A ministry spokesperson says the funding agreement with LAO « contains provisions to ensure that eligible French-speaking clients can obtain an EIOEC in their native language. » LAO explains that it complies with the provisions since the PPS “provides services and prepares reports in French”. Emily Lam believes that a French report can be completed by the PPS in the same time frame as an English report.
Help to come?
The SPP could get reinforcements over the next few years. The duty learned that French-speaking EIOEC drafters could be trained from next year by the Federation of Associations of French-Speaking Common Law Jurists (FAJEF). The Department of Justice provided $307,475 to FAJEF over a two-year period for the preparation of French training tools.

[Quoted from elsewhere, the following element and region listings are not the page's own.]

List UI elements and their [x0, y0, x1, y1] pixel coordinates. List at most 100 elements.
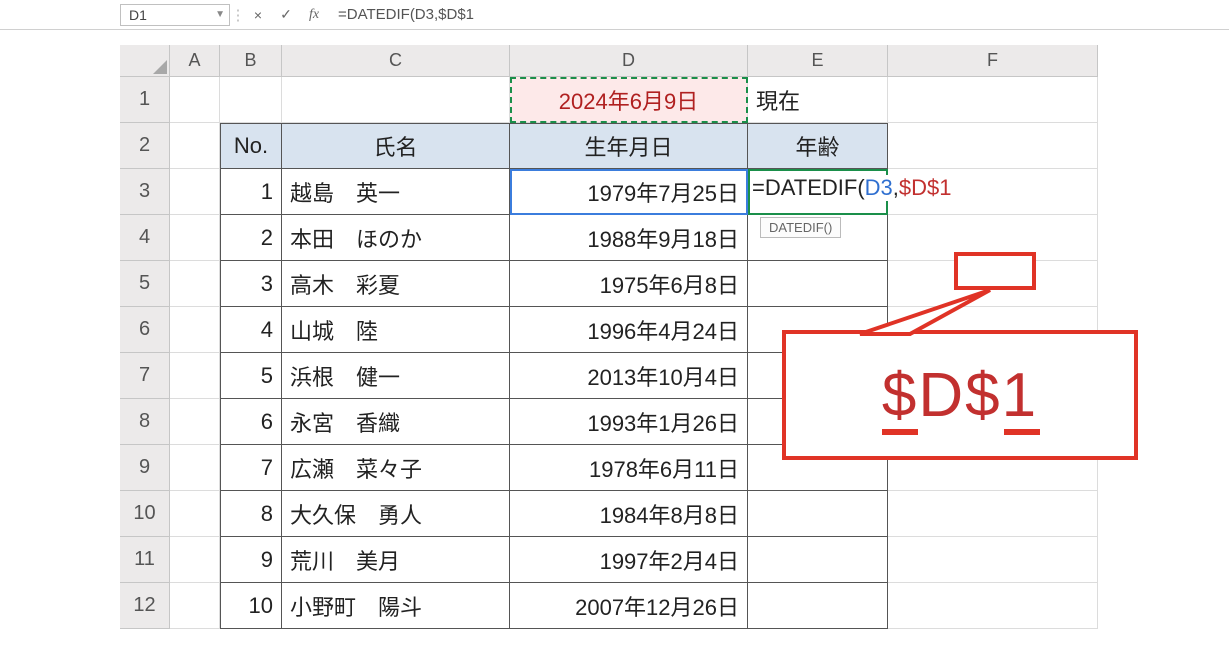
row-header-4[interactable]: 4 — [120, 215, 170, 261]
cell-F12[interactable] — [888, 583, 1098, 629]
cell-C6[interactable]: 山城 陸 — [282, 307, 510, 353]
cell-A7[interactable] — [170, 353, 220, 399]
cell-D4[interactable]: 1988年9月18日 — [510, 215, 748, 261]
formula-arg2: $D$1 — [899, 175, 952, 200]
cell-D1[interactable]: 2024年6月9日 — [510, 77, 748, 123]
cell-F2[interactable] — [888, 123, 1098, 169]
cell-C4[interactable]: 本田 ほのか — [282, 215, 510, 261]
col-header-B[interactable]: B — [220, 45, 282, 77]
row-header-6[interactable]: 6 — [120, 307, 170, 353]
cell-B1[interactable] — [220, 77, 282, 123]
cell-D5[interactable]: 1975年6月8日 — [510, 261, 748, 307]
select-all-corner[interactable] — [120, 45, 170, 77]
cell-A3[interactable] — [170, 169, 220, 215]
row-1: 1 2024年6月9日 現在 — [120, 77, 1098, 123]
cell-A8[interactable] — [170, 399, 220, 445]
dropdown-icon[interactable]: ▼ — [215, 9, 225, 20]
cell-C9[interactable]: 広瀬 菜々子 — [282, 445, 510, 491]
cell-B12[interactable]: 10 — [220, 583, 282, 629]
cell-B11[interactable]: 9 — [220, 537, 282, 583]
row-header-3[interactable]: 3 — [120, 169, 170, 215]
cell-D7[interactable]: 2013年10月4日 — [510, 353, 748, 399]
col-header-E[interactable]: E — [748, 45, 888, 77]
row-header-8[interactable]: 8 — [120, 399, 170, 445]
cell-C8[interactable]: 永宮 香織 — [282, 399, 510, 445]
name-box-value: D1 — [129, 7, 147, 23]
cell-C10[interactable]: 大久保 勇人 — [282, 491, 510, 537]
cell-C5[interactable]: 高木 彩夏 — [282, 261, 510, 307]
confirm-icon[interactable]: ✓ — [274, 4, 298, 26]
cell-D9[interactable]: 1978年6月11日 — [510, 445, 748, 491]
cell-B3[interactable]: 1 — [220, 169, 282, 215]
cell-E12[interactable] — [748, 583, 888, 629]
col-header-C[interactable]: C — [282, 45, 510, 77]
cell-C7[interactable]: 浜根 健一 — [282, 353, 510, 399]
cell-A9[interactable] — [170, 445, 220, 491]
formula-arg1: D3 — [865, 175, 893, 200]
cell-E1[interactable]: 現在 — [748, 77, 888, 123]
cell-C3[interactable]: 越島 英一 — [282, 169, 510, 215]
cell-D12[interactable]: 2007年12月26日 — [510, 583, 748, 629]
cell-D3[interactable]: 1979年7月25日 — [510, 169, 748, 215]
cell-D2[interactable]: 生年月日 — [510, 123, 748, 169]
row-header-9[interactable]: 9 — [120, 445, 170, 491]
cell-A2[interactable] — [170, 123, 220, 169]
cell-A10[interactable] — [170, 491, 220, 537]
cell-A4[interactable] — [170, 215, 220, 261]
row-11: 11 9 荒川 美月 1997年2月4日 — [120, 537, 1098, 583]
row-header-11[interactable]: 11 — [120, 537, 170, 583]
cell-B7[interactable]: 5 — [220, 353, 282, 399]
cell-F11[interactable] — [888, 537, 1098, 583]
cell-D10[interactable]: 1984年8月8日 — [510, 491, 748, 537]
row-header-5[interactable]: 5 — [120, 261, 170, 307]
cell-C1[interactable] — [282, 77, 510, 123]
row-12: 12 10 小野町 陽斗 2007年12月26日 — [120, 583, 1098, 629]
callout-text: $D$1 — [882, 360, 1038, 431]
underline-1 — [882, 429, 918, 435]
row-header-2[interactable]: 2 — [120, 123, 170, 169]
cell-B2[interactable]: No. — [220, 123, 282, 169]
cell-B6[interactable]: 4 — [220, 307, 282, 353]
cell-E11[interactable] — [748, 537, 888, 583]
cell-B9[interactable]: 7 — [220, 445, 282, 491]
name-box[interactable]: D1 ▼ — [120, 4, 230, 26]
cell-A11[interactable] — [170, 537, 220, 583]
row-header-1[interactable]: 1 — [120, 77, 170, 123]
cancel-icon[interactable]: × — [246, 4, 270, 26]
cell-A1[interactable] — [170, 77, 220, 123]
fx-icon[interactable]: fx — [302, 4, 326, 26]
callout-value: $D$1 — [882, 361, 1038, 430]
cell-E10[interactable] — [748, 491, 888, 537]
cell-E2[interactable]: 年齢 — [748, 123, 888, 169]
cell-B4[interactable]: 2 — [220, 215, 282, 261]
cell-B10[interactable]: 8 — [220, 491, 282, 537]
cell-B5[interactable]: 3 — [220, 261, 282, 307]
inline-formula: =DATEDIF(D3,$D$1 — [752, 175, 956, 201]
col-header-F[interactable]: F — [888, 45, 1098, 77]
cell-C12[interactable]: 小野町 陽斗 — [282, 583, 510, 629]
cell-D8[interactable]: 1993年1月26日 — [510, 399, 748, 445]
cell-F1[interactable] — [888, 77, 1098, 123]
cell-D11[interactable]: 1997年2月4日 — [510, 537, 748, 583]
row-10: 10 8 大久保 勇人 1984年8月8日 — [120, 491, 1098, 537]
cell-B8[interactable]: 6 — [220, 399, 282, 445]
cell-C2[interactable]: 氏名 — [282, 123, 510, 169]
cell-A12[interactable] — [170, 583, 220, 629]
cell-D6[interactable]: 1996年4月24日 — [510, 307, 748, 353]
cell-F10[interactable] — [888, 491, 1098, 537]
col-header-D[interactable]: D — [510, 45, 748, 77]
row-header-10[interactable]: 10 — [120, 491, 170, 537]
col-header-A[interactable]: A — [170, 45, 220, 77]
function-tooltip: DATEDIF() — [760, 217, 841, 238]
callout-big-box: $D$1 — [782, 330, 1138, 460]
formula-bar: D1 ▼ ⋮ × ✓ fx =DATEDIF(D3,$D$1 — [0, 0, 1229, 30]
underline-2 — [1004, 429, 1040, 435]
cell-E3[interactable]: =DATEDIF(D3,$D$1 DATEDIF() — [748, 169, 888, 215]
row-header-7[interactable]: 7 — [120, 353, 170, 399]
cell-A5[interactable] — [170, 261, 220, 307]
formula-fn: =DATEDIF( — [752, 175, 865, 200]
row-header-12[interactable]: 12 — [120, 583, 170, 629]
cell-C11[interactable]: 荒川 美月 — [282, 537, 510, 583]
formula-input[interactable]: =DATEDIF(D3,$D$1 — [330, 4, 1229, 26]
cell-A6[interactable] — [170, 307, 220, 353]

According to Rénald Rémillard, the director general of the FAJEF, six or seven psychologists or social workers will learn to write these voluminous reports, especially from the expertise of Nova Scotia. These people will then be able to return to their respective provinces to prepare reports and train more writers. A similar number of criminal lawyers will learn more about the reports so that they can educate their colleagues later.
At the end of the line, Rénald Rémillard, a lawyer by training, affirms that he does not know any writer of reports in French in the country. The Executive Director of the FAJEF notes that the French-speaking population is diversifying in Canada and that it is important to work on the EIOEC file. Edith Pérusse McCallum, executive director of the Association des juristes d’expression française de l’Ontario, says it’s too early to « comment on the effectiveness of these reports. »
More funding requested
There are currently no federal standards for report writing, but the Department of Justice is funding the development of a national training guide, which a team in Nova Scotia is working on. Among other things, the guide will outline the skills needed for evaluators and the quality sought in reports, according to Brandon Rolle, a lawyer at the African Nova Scotian Justice Institute. The provinces will still enjoy a certain leeway in the implementation of the EIOECs, assures the federal government.
Professor Danardo Jones would like the provincial government to make these reports more available. “The Court of Appeal said that these reports had their place,” he recalls.
Me Joshua Sealy-Harrington, counsel at Juristes Power, says lack of access to reports in French is part of a problem wider lack of access to justice services related to criminal sanctions across Ontario. “Should French-speaking defendants have access to these reports? Obviously. But it is not a budgetary priority, ”he laments.
This story is supported by the Local Journalism Initiative, funded by the Government of Canada.